21 Novembro 2025
Após nove anos como presidente da Corref (Conferência de Religiosos e Religiosas da França), que se tornou a cara da luta contra a violência sexual na Igreja da França, Véronique Margron passa o bastão após dois mandatos. Ela teve que enfrentar o terremoto da Ciase (Comissão Independente sobre os Abusos Sexuais na Igreja) e o envelhecimento acelerado das Congregações.
A reportagem é de Héloïse de Neuville, publicada por La Croix, 18-11-2025. A tradução é de Luisa Rabolini.
Exausta, mas não desanimada. Seu segundo mandato à frente da Corref termina na sexta-feira, 21 de novembro. A Irmã Véronique Margron tem dificuldade em lembrar sua ingenuidade em novembro de 2016. Ela acabara de ser eleita presidente daquela federação, composta por 479 institutos religiosos na França, e acreditava que havia sido colocada no comando de “uma pequena associação a serviço dos superiores maiores das comunidades”. Mas, dois meses após sua eleição, quando o “escândalo Preynat” estourou, as primeiras cartas de vítimas de violências sexuais na Igreja começaram a chegar à sua mesa. Nove anos depois, os testemunhos continuam a chegar, e essa teóloga dominicana de 67 anos passou seus dois mandatos sob a pressão da crise das violências sexuais e do relatório da Ciase, publicado em 2021.
Além de ser a força motriz por trás dessa revolução institucional, no centro da crise ela foi “a figura de consolo e de escuta da Igreja Católica”, afirma o historiador das religiões Denis Pelletier. “É a mulher que, naquele momento da história da instituição, carregou em suas costas uma imensa dor.” De fato, durante esses nove anos à frente da Corref, junto com os esforços para aprovar medidas contra todos os tipos de abuso nas comunidades religiosas, Véronique Margron lembra-se de ter se encontrado com mais de 200 vítimas.
Por que a senhora? "O fato de eu não ser homem, padre ou bispo, teve um papel importante para muitas das vítimas.

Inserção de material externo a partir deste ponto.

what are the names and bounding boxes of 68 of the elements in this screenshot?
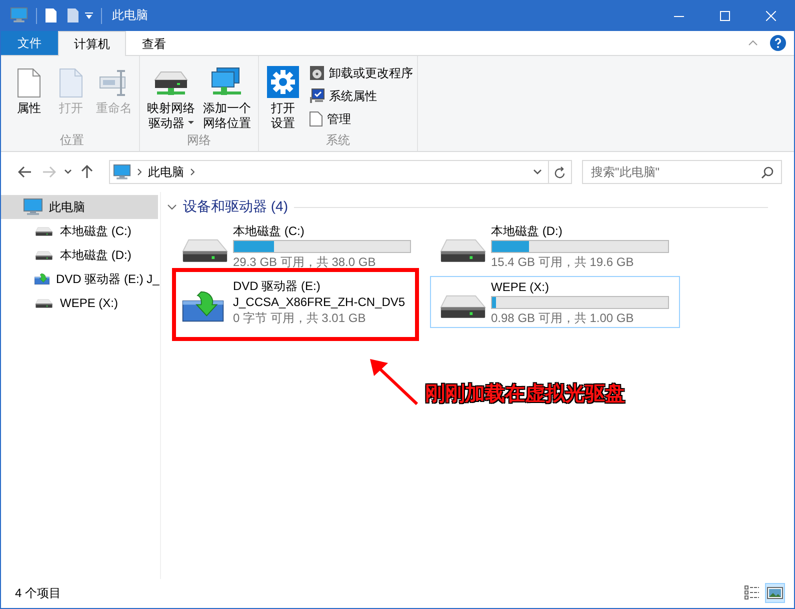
ribbon-button[interactable]: 打开 设置	[263, 62, 303, 131]
document-icon	[17, 68, 41, 98]
drive-tile[interactable]: 本地磁盘 (C:) 29.3 GB 可用，共 38.0 GB	[172, 220, 422, 272]
disc-arrow-icon	[181, 290, 225, 322]
file-tab[interactable]: 文件	[1, 31, 58, 55]
annotation-arrow	[370, 359, 418, 406]
tiles-view-icon[interactable]	[766, 584, 784, 602]
ribbon-button[interactable]: 卸载或更改程序	[309, 64, 413, 82]
details-view-icon[interactable]	[743, 584, 761, 602]
computer-icon	[113, 164, 131, 180]
chevron-right-icon	[190, 168, 195, 176]
drive-space-text: 0.98 GB 可用，共 1.00 GB	[491, 310, 635, 324]
disc-box-icon	[309, 65, 325, 81]
drive-name: WEPE (X:)	[491, 280, 550, 294]
drive-space-text: 0 字节 可用，共 3.01 GB	[233, 311, 367, 325]
back-arrow-icon[interactable]	[18, 166, 32, 178]
drive-name: DVD 驱动器 (E:)	[233, 279, 322, 293]
address-bar[interactable]: 此电脑	[109, 160, 572, 184]
drive-icon	[35, 250, 53, 260]
drive-name: 本地磁盘 (D:)	[491, 224, 564, 238]
drive-tile[interactable]: 本地磁盘 (D:) 15.4 GB 可用，共 19.6 GB	[430, 220, 680, 272]
ribbon-button[interactable]: 映射网络 驱动器	[144, 62, 198, 131]
chevron-down-icon[interactable]	[64, 169, 72, 175]
sidebar-item[interactable]: 本地磁盘 (C:)	[1, 219, 158, 243]
sidebar-item[interactable]: WEPE (X:)	[1, 291, 158, 315]
chevron-down-icon[interactable]	[167, 204, 177, 210]
item-count: 4 个项目	[15, 584, 62, 602]
up-arrow-icon[interactable]	[81, 165, 93, 179]
ribbon-button[interactable]: 管理	[309, 110, 413, 128]
drive-tile[interactable]: WEPE (X:) 0.98 GB 可用，共 1.00 GB	[430, 276, 680, 328]
chevron-up-icon[interactable]	[748, 40, 758, 46]
window-title: 此电脑	[112, 7, 148, 24]
monitor-check-icon	[309, 88, 325, 104]
refresh-icon[interactable]	[554, 166, 566, 178]
section-header[interactable]: 设备和驱动器 (4)	[183, 198, 288, 216]
ribbon-button[interactable]: 添加一个 网络位置	[200, 62, 254, 131]
annotation-text: 刚刚加载在虚拟光驱盘	[425, 382, 625, 407]
ribbon-button[interactable]: 属性	[9, 62, 49, 131]
sidebar-item[interactable]: 本地磁盘 (D:)	[1, 243, 158, 267]
sidebar-item[interactable]: DVD 驱动器 (E:) J_	[1, 267, 158, 291]
chevron-down-icon[interactable]	[532, 169, 542, 175]
drive-icon	[35, 298, 53, 308]
group-label: 位置	[59, 132, 85, 149]
document-icon	[309, 111, 323, 127]
search-icon[interactable]	[761, 166, 774, 179]
disc-arrow-icon	[34, 273, 50, 285]
drive-icon	[35, 226, 53, 236]
drive-space-text: 15.4 GB 可用，共 19.6 GB	[491, 254, 635, 268]
volume-label: J_CCSA_X86FRE_ZH-CN_DV5	[233, 295, 406, 309]
ribbon-button[interactable]: 系统属性	[309, 87, 413, 105]
drive-space-text: 29.3 GB 可用，共 38.0 GB	[233, 254, 377, 268]
group-label: 网络	[186, 132, 212, 149]
computer-icon	[10, 7, 28, 24]
document-icon[interactable]	[67, 8, 79, 23]
document-icon	[59, 68, 83, 98]
search-field[interactable]: 搜索"此电脑"	[582, 160, 782, 184]
gear-icon	[267, 66, 299, 98]
dropdown-icon[interactable]	[85, 12, 93, 20]
drive-tile[interactable]: DVD 驱动器 (E:) J_CCSA_X86FRE_ZH-CN_DV5 0 字节 可用，共 3.01 GB	[172, 276, 422, 328]
computer-icon	[23, 198, 43, 216]
group-label: 系统	[325, 132, 351, 149]
ribbon-tab[interactable]: 查看	[126, 31, 182, 56]
sidebar-item[interactable]: 此电脑	[1, 195, 158, 219]
ribbon-tab[interactable]: 计算机	[58, 31, 126, 56]
help-icon[interactable]	[770, 35, 786, 51]
document-icon[interactable]	[45, 8, 57, 23]
drive-name: 本地磁盘 (C:)	[233, 224, 306, 238]
chevron-right-icon	[137, 168, 142, 176]
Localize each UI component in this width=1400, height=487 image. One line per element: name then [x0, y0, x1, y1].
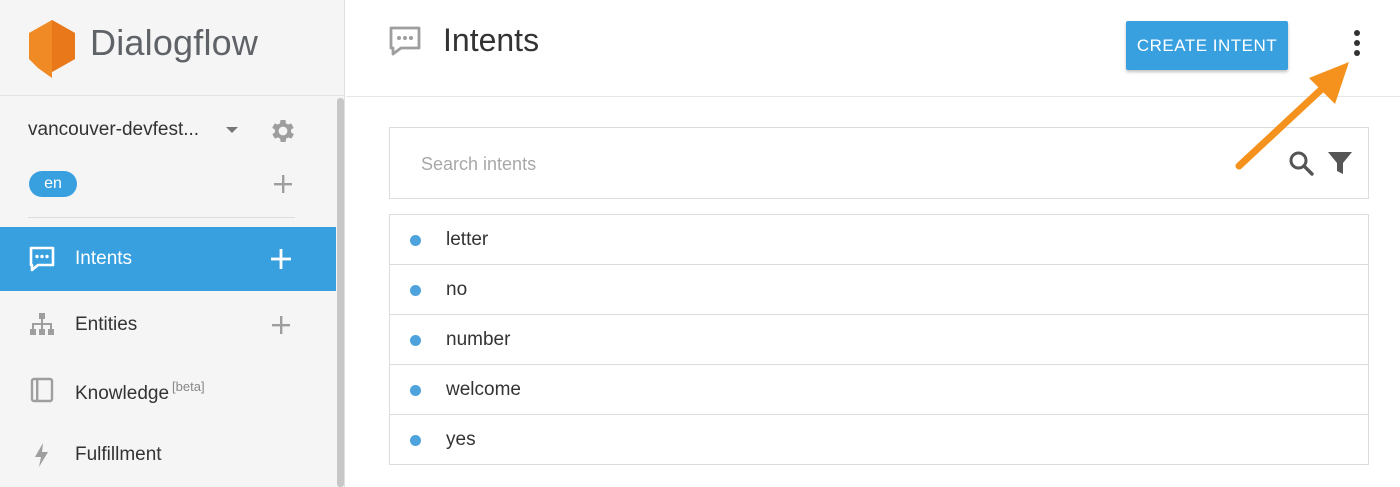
- brand-name: Dialogflow: [90, 22, 259, 63]
- language-badge[interactable]: en: [29, 171, 77, 197]
- dialogflow-logo-icon: [29, 20, 75, 78]
- page-title: Intents: [443, 22, 540, 58]
- intent-status-dot: [410, 335, 421, 346]
- add-intent-icon[interactable]: [270, 248, 292, 270]
- intent-list: letter no number welcome yes: [389, 214, 1369, 465]
- intent-row-no[interactable]: no: [389, 264, 1369, 315]
- sidebar-item-label: Fulfillment: [75, 444, 162, 465]
- intent-row-welcome[interactable]: welcome: [389, 364, 1369, 415]
- sidebar-item-fulfillment[interactable]: Fulfillment: [0, 423, 336, 487]
- add-entity-icon[interactable]: [270, 314, 292, 336]
- intent-status-dot: [410, 385, 421, 396]
- intent-name[interactable]: welcome: [446, 379, 521, 401]
- sidebar-item-intents[interactable]: Intents: [0, 227, 336, 291]
- filter-icon[interactable]: [1327, 150, 1353, 176]
- agent-selector[interactable]: vancouver-devfest...: [28, 116, 318, 146]
- sidebar-scrollbar[interactable]: [337, 98, 344, 487]
- bolt-icon: [35, 443, 48, 467]
- search-icon[interactable]: [1287, 149, 1315, 177]
- intent-row-number[interactable]: number: [389, 314, 1369, 365]
- intent-name[interactable]: number: [446, 329, 510, 351]
- sidebar-item-label: Intents: [75, 248, 133, 269]
- sidebar-divider: [28, 217, 295, 218]
- beta-badge: [beta]: [172, 379, 205, 394]
- sidebar: Dialogflow vancouver-devfest... en Inten…: [0, 0, 345, 487]
- intent-status-dot: [410, 435, 421, 446]
- intent-row-letter[interactable]: letter: [389, 214, 1369, 265]
- intent-name[interactable]: no: [446, 279, 467, 301]
- intent-name[interactable]: letter: [446, 229, 488, 251]
- page-header: Intents CREATE INTENT: [346, 0, 1400, 97]
- sidebar-item-label: Entities: [75, 314, 138, 335]
- add-language-icon[interactable]: [272, 173, 294, 195]
- sidebar-item-knowledge[interactable]: Knowledge [beta]: [0, 358, 336, 422]
- search-bar: [389, 127, 1369, 199]
- sidebar-item-entities[interactable]: Entities: [0, 293, 336, 357]
- sidebar-item-label: Knowledge [beta]: [75, 379, 205, 404]
- chat-icon: [29, 246, 55, 272]
- intent-row-yes[interactable]: yes: [389, 414, 1369, 465]
- intent-status-dot: [410, 285, 421, 296]
- intent-name[interactable]: yes: [446, 429, 476, 451]
- chat-icon: [389, 26, 421, 56]
- hierarchy-icon: [30, 313, 54, 335]
- brand-header: Dialogflow: [0, 0, 344, 96]
- more-vert-icon[interactable]: [1346, 28, 1368, 58]
- book-icon: [30, 377, 54, 403]
- search-input[interactable]: [421, 150, 1241, 178]
- gear-icon[interactable]: [268, 116, 298, 146]
- agent-name[interactable]: vancouver-devfest...: [28, 119, 199, 141]
- intent-status-dot: [410, 235, 421, 246]
- chevron-down-icon[interactable]: [226, 127, 238, 133]
- create-intent-button[interactable]: CREATE INTENT: [1126, 21, 1288, 70]
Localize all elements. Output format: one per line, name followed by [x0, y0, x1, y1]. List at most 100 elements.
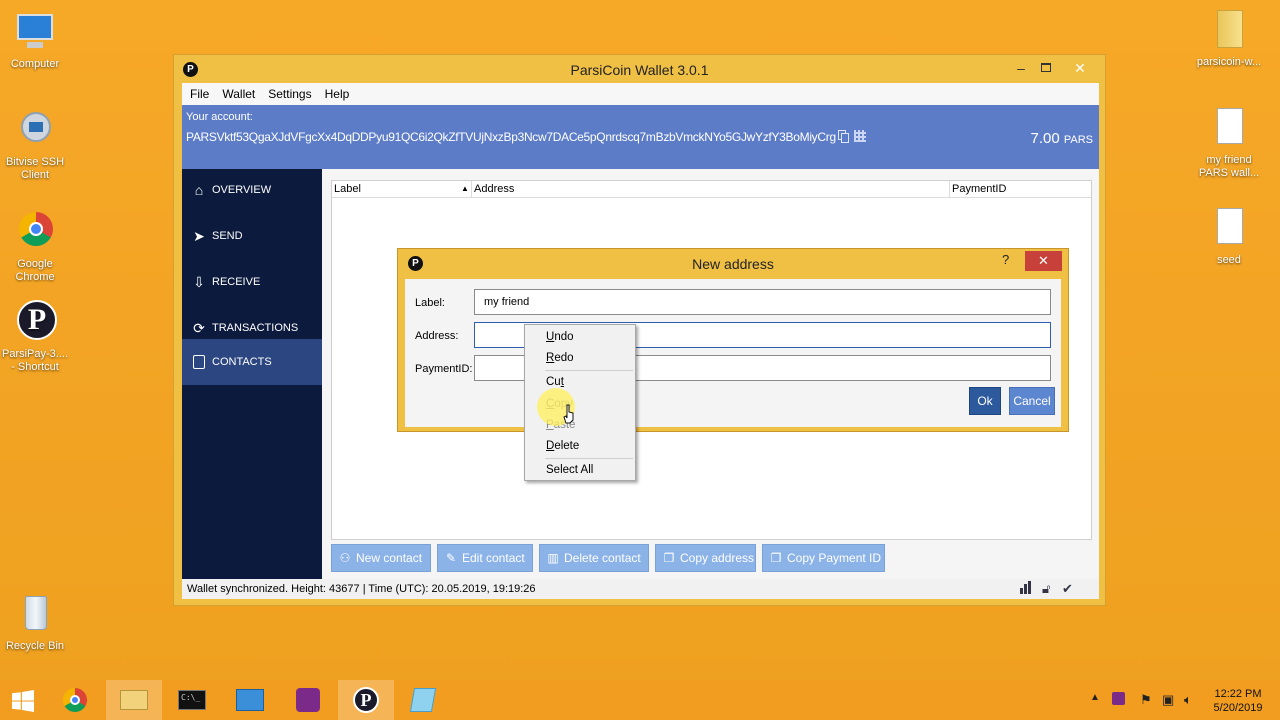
nav-label: CONTACTS	[212, 356, 272, 368]
taskbar-notepad[interactable]	[396, 680, 452, 720]
window-titlebar[interactable]: P ParsiCoin Wallet 3.0.1 – ✕	[174, 55, 1105, 83]
menu-settings[interactable]: Settings	[260, 83, 316, 101]
desktop-icon-label: parsicoin-w...	[1196, 56, 1262, 68]
copy-icon: ❐	[770, 551, 782, 565]
unlock-icon[interactable]: 🔓︎	[1042, 581, 1050, 597]
cancel-button[interactable]: Cancel	[1009, 387, 1055, 415]
edit-contact-button[interactable]: ✎ Edit contact	[437, 544, 533, 572]
help-button[interactable]: ?	[1002, 252, 1009, 267]
taskbar-parsicoin-wallet[interactable]: P	[338, 680, 394, 720]
desktop-icon-parsipay[interactable]: P ParsiPay-3.... - Shortcut	[0, 300, 70, 374]
account-label: Your account:	[186, 111, 253, 123]
transactions-icon: ⟳	[193, 320, 205, 336]
taskbar-file-explorer[interactable]	[106, 680, 162, 720]
network-icon[interactable]: ▣	[1162, 692, 1174, 708]
home-icon: ⌂	[194, 182, 204, 198]
button-label: Copy address	[680, 551, 755, 565]
dialog-close-button[interactable]: ✕	[1025, 251, 1062, 271]
terminal-icon: C:\_	[178, 690, 206, 710]
copy-payment-id-button[interactable]: ❐ Copy Payment ID	[762, 544, 885, 572]
taskbar-control-panel[interactable]	[222, 680, 278, 720]
label-caption: Label:	[415, 297, 445, 309]
new-address-dialog: P New address ? ✕ Label: my friend Addre…	[397, 248, 1069, 432]
delete-contact-button[interactable]: ▥ Delete contact	[539, 544, 649, 572]
pencil-icon: ✎	[445, 551, 457, 565]
desktop-icon-seed-file[interactable]: seed	[1194, 206, 1264, 267]
balance: 7.00 PARS	[1030, 130, 1093, 147]
menu-item-delete[interactable]: Delete	[546, 440, 579, 452]
volume-icon[interactable]: 🔈︎	[1184, 692, 1192, 708]
sidebar: ⌂ OVERVIEW ➤ SEND ⇩ RECEIVE ⟳ TRANSACTIO…	[182, 169, 322, 579]
menu-bar: File Wallet Settings Help	[182, 83, 1099, 105]
desktop-icon-bitvise[interactable]: Bitvise SSH Client	[0, 108, 70, 182]
desktop-icon-label: seed	[1217, 254, 1241, 266]
receive-icon: ⇩	[193, 274, 205, 290]
desktop-icon-computer[interactable]: Computer	[0, 10, 70, 71]
table-header: Label ▲ Address PaymentID	[332, 181, 1091, 198]
computer-icon	[13, 10, 57, 54]
taskbar-media-app[interactable]	[280, 680, 336, 720]
paymentid-caption: PaymentID:	[415, 363, 473, 375]
menu-wallet[interactable]: Wallet	[214, 83, 260, 101]
taskbar: C:\_ P ▲ ⚑ ▣ 🔈︎ 12:22 PM 5/20/2019	[0, 680, 1280, 720]
minimize-button[interactable]: –	[1009, 59, 1033, 77]
ok-button[interactable]: Ok	[969, 387, 1001, 415]
qr-code-icon[interactable]	[853, 129, 867, 143]
button-label: New contact	[356, 551, 423, 565]
show-hidden-icons-button[interactable]: ▲	[1090, 692, 1100, 703]
taskbar-chrome[interactable]	[48, 680, 104, 720]
new-contact-button[interactable]: ⚇ New contact	[331, 544, 431, 572]
close-icon: ✕	[1038, 253, 1049, 268]
maximize-button[interactable]	[1034, 59, 1058, 77]
nav-label: RECEIVE	[212, 276, 261, 288]
add-user-icon: ⚇	[339, 551, 351, 565]
account-bar: Your account: PARSVktf53QgaXJdVFgcXx4DqD…	[182, 105, 1099, 169]
button-label: Edit contact	[462, 551, 525, 565]
dialog-body: Label: my friend Address: PaymentID: Ok …	[405, 279, 1061, 427]
nav-overview[interactable]: ⌂ OVERVIEW	[182, 169, 322, 211]
send-icon: ➤	[193, 228, 205, 244]
desktop-icon-parsicoin-folder[interactable]: parsicoin-w...	[1194, 8, 1264, 69]
column-address[interactable]: Address	[474, 183, 514, 195]
menu-item-cut[interactable]: Cut	[546, 376, 564, 388]
action-center-icon[interactable]: ⚑	[1140, 692, 1152, 708]
clock-time: 12:22 PM	[1214, 688, 1262, 700]
clock-date: 5/20/2019	[1213, 702, 1263, 714]
menu-item-label: Cu	[546, 376, 561, 388]
menu-item-label: ndo	[554, 331, 574, 343]
status-bar: Wallet synchronized. Height: 43677 | Tim…	[182, 579, 1099, 599]
app-tray-icon[interactable]	[1112, 692, 1125, 708]
desktop-icon-chrome[interactable]: Google Chrome	[0, 210, 70, 284]
column-separator	[949, 181, 950, 197]
nav-label: OVERVIEW	[212, 184, 272, 196]
maximize-icon	[1041, 63, 1051, 72]
menu-item-select-all[interactable]: Select All	[546, 464, 593, 476]
start-button[interactable]	[0, 680, 48, 720]
label-field[interactable]: my friend	[474, 289, 1051, 315]
copy-icon[interactable]	[836, 129, 850, 143]
menu-item-undo[interactable]: Undo	[546, 331, 574, 343]
desktop-icon-label: Bitvise SSH Client	[5, 156, 65, 181]
menu-help[interactable]: Help	[317, 83, 355, 101]
menu-separator	[545, 370, 633, 371]
menu-item-redo[interactable]: Redo	[546, 352, 574, 364]
column-paymentid[interactable]: PaymentID	[952, 183, 1006, 195]
parsipay-icon: P	[13, 300, 57, 344]
nav-send[interactable]: ➤ SEND	[182, 215, 322, 257]
chrome-icon	[63, 688, 87, 712]
column-separator	[471, 181, 472, 197]
clock[interactable]: 12:22 PM 5/20/2019	[1210, 687, 1266, 715]
button-label: Copy Payment ID	[787, 551, 882, 565]
nav-receive[interactable]: ⇩ RECEIVE	[182, 261, 322, 303]
menu-file[interactable]: File	[182, 83, 214, 101]
text-file-icon	[1207, 206, 1251, 250]
desktop-icon-recycle-bin[interactable]: Recycle Bin	[0, 592, 70, 653]
windows-logo-icon	[12, 690, 34, 712]
desktop-icon-my-friend-file[interactable]: my friend PARS wall...	[1194, 106, 1264, 180]
close-button[interactable]: ✕	[1068, 59, 1092, 77]
signal-bars-icon	[1020, 581, 1031, 597]
column-label[interactable]: Label	[334, 183, 361, 195]
nav-contacts[interactable]: CONTACTS	[182, 339, 322, 385]
taskbar-cmd[interactable]: C:\_	[164, 680, 220, 720]
copy-address-button[interactable]: ❐ Copy address	[655, 544, 756, 572]
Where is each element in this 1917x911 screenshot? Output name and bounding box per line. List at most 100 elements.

Havia uma espécie de confiança que só foi possível por esse motivo", analisa ela mesma. Observadores vão além: "Ela teve a inteligência do momento, demonstrou uma profundidade humana que lhe permitiu, naquele evento inesperado, inventar uma voz, uma direção" acredita o historiador Denis Pelletier. Sua amiga Natalia Trouiller destaca, acima de tudo, sua tenacidade na luta espiritual: “Ela é a mulher de fé que admiro. Véronique Margron continua acreditando que o mal não vencerá, mesmo tendo estado literalmente imersa nele, nadando através dele por quase dez anos”.
Contudo, seu zelo em denunciar os crimes cometidos dentro da Igreja não lhe rendeu apenas amigos no mundo católico. Houve aqueles que a consideraram demasiado 'midiática', demasiado crítica em relação à Igreja. Aqueles que pensam que ela 'exagerou' em relação aos abusos estão aliviados por estar sendo virada 'a página Margron'. Mas o mons. Éric de Moulins-Beaufort, Arcebispo de Reims e ex-presidente da Conferência Episcopal Francesa, enfatiza sua 'estima' pela mulher que teve que enfrentar as dolorosas revelações do relatório Sauvé.
A outra luta de Véronique Margron, menos midiática, foi a de acompanhar o envelhecimento das congregações. Em 2024, com seu conselho administrativo, ela lançou a "Corref & Compagnie" para acompanhar instituições religiosas frágeis ou em fase terminal – governança, gestão patrimonial, recursos humanos, apoio espiritual e psicológico. Mas outro observador da vida religiosa expressa irritação: "Ela se concentra apenas nas congregações em fim de vida, mas as novas dinâmicas lhe escapam". Véronique Margron pode ser chamada de "administradora do declínio"? Ela prefere o termo "cumprimento" a "destino": "Estou convencida de que o Deus em que acredito faz algo frutífero com essas vidas que lhe são doadas. A maior transmissão é invisível". Então, ela acrescenta, referindo-se às revelações dos últimos anos: "Sabemos o quanto o poder, os números e a juventude nos fascinam... E o quanto esses não são critérios evangélicos. Essa tarefa de acompanhamento nos reconduz à verdade do Evangelho". Éric de Moulins-Beaufort completa seu retrato espiritual: “A Irmã Véronique é mais sensível à ação realmente benéfica do que à ação espetacular. Ela sabe enxergar a fecundidade oculta naquilo que é minúsculo”. Véronique Margron continuará sendo priora provincial de sua congregação – as Irmãs Dominicanas da Caridade da Apresentação – e olha para o futuro sem planos preestabelecidos, exceto, em primeiro lugar, “aliviar o peso que carrega nos ombros”, admitindo, porém, estar “um pouco preocupada” com a forma como seu corpo reagirá à mudança de ritmo.